PADANG, KLIKPOSITIF -- Puluhan karya seniman Sumatra Barat dipamerkan di Jogja Gallery, Yogyakarta sejak Kamis 18 Mei 2017 hingga 31 Mei 2017 mendatang.

Pameran seni bertajuk BAKABA #6: Indonesia ini digelar oleh Sakato Art Community atau kelompok seniman Sumatra Barat yang berada di Yogyakarta.

Anton Rais Makoginta, salah seorang kurator dan tim perumus BAKABA mengatakan, pameran seni ini merupakan kegiatan tahunan yang telah digelar sejak tahun 2010. Awalnya kegiatan ini diadakan dua tahunan tapi sejak tahun 2014, iven yang memamerkan karya seniman Sumbar ini digelar satu kali setahun.

"Sakato Art Community ini sendiri sudah berdiri sejak tahun 1995. Dulunya dinamakan Sanggar Sakatao, kelompok seni, dan akhirnya sekarang lebih dikenal dengan SAC atau Sakato Art Community yang saat ini telah menghimpun lebih kurang 150 seniman Sumbar di Jogja," kata Anton usai Opening Ceremony BAKABA #6 (Sakato Art Community).

Pada iven BAKABA #6 ini, Anton menjelaskan bahwa tema yang diangkat adalah Indonesia.

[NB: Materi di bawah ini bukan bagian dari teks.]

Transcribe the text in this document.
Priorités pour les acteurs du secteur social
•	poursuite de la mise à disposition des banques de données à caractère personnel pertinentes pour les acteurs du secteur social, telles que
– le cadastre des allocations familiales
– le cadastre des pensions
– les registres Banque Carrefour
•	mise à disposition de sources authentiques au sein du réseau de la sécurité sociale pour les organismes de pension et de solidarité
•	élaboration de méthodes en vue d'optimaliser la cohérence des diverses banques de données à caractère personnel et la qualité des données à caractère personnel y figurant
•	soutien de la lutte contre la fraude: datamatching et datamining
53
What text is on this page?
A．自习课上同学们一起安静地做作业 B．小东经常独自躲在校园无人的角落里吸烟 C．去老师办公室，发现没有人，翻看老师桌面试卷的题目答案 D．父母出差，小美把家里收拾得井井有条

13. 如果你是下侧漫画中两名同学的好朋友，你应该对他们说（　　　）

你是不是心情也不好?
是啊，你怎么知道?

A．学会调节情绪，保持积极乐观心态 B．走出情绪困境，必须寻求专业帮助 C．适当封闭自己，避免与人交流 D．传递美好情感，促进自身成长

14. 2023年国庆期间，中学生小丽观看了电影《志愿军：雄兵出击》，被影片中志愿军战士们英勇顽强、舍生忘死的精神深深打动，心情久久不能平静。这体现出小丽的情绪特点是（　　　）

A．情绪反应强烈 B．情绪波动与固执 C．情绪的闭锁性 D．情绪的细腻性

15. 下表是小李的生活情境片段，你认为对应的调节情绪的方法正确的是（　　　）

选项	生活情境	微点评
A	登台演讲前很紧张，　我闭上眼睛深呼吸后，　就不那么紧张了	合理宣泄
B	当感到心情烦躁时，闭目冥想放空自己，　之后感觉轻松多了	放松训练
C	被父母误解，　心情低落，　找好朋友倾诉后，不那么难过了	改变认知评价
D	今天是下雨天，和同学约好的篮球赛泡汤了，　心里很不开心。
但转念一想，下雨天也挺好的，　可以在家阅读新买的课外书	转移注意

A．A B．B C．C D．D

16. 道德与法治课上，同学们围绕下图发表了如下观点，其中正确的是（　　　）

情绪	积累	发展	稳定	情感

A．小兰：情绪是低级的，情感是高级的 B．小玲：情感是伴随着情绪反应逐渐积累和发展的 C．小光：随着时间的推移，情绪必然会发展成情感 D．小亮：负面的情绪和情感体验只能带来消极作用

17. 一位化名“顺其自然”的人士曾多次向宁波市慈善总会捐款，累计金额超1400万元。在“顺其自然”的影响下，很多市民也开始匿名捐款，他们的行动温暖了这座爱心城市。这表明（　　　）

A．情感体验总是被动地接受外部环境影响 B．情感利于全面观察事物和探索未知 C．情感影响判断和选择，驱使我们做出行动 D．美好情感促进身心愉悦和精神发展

Dimana para seniman Sumbar akan menampilkan karyanya dan melihat Indonesia sekarang yang dituangkan dalam karya seni.

"Seperti dilihat di galeri ini banyak karya seperti seni lukis, patung, instalasi, fotografi yang coba digambarkan masing-masing seniman menurut bidangnya. Secara keseluruhan, BAKABA #6 ini coba menampilkan Indonesia menurut perspektif seniman khususnya seniman Sumbar," kata Anton yang juga menampilkan karyanya yang berada dibagian depan galeri.

Ia menjelaskan bahwa Indonesia saat ini tengah diterpa isu baik itu politik, ekonomi, sosial, dan bahkan agama. Isu ini sendiri menurut Anton bersumber dari 'Indonesia' itu sendiri dan hal inilah yang menjadi ide dalam tema BAKABA #6 tahun ini.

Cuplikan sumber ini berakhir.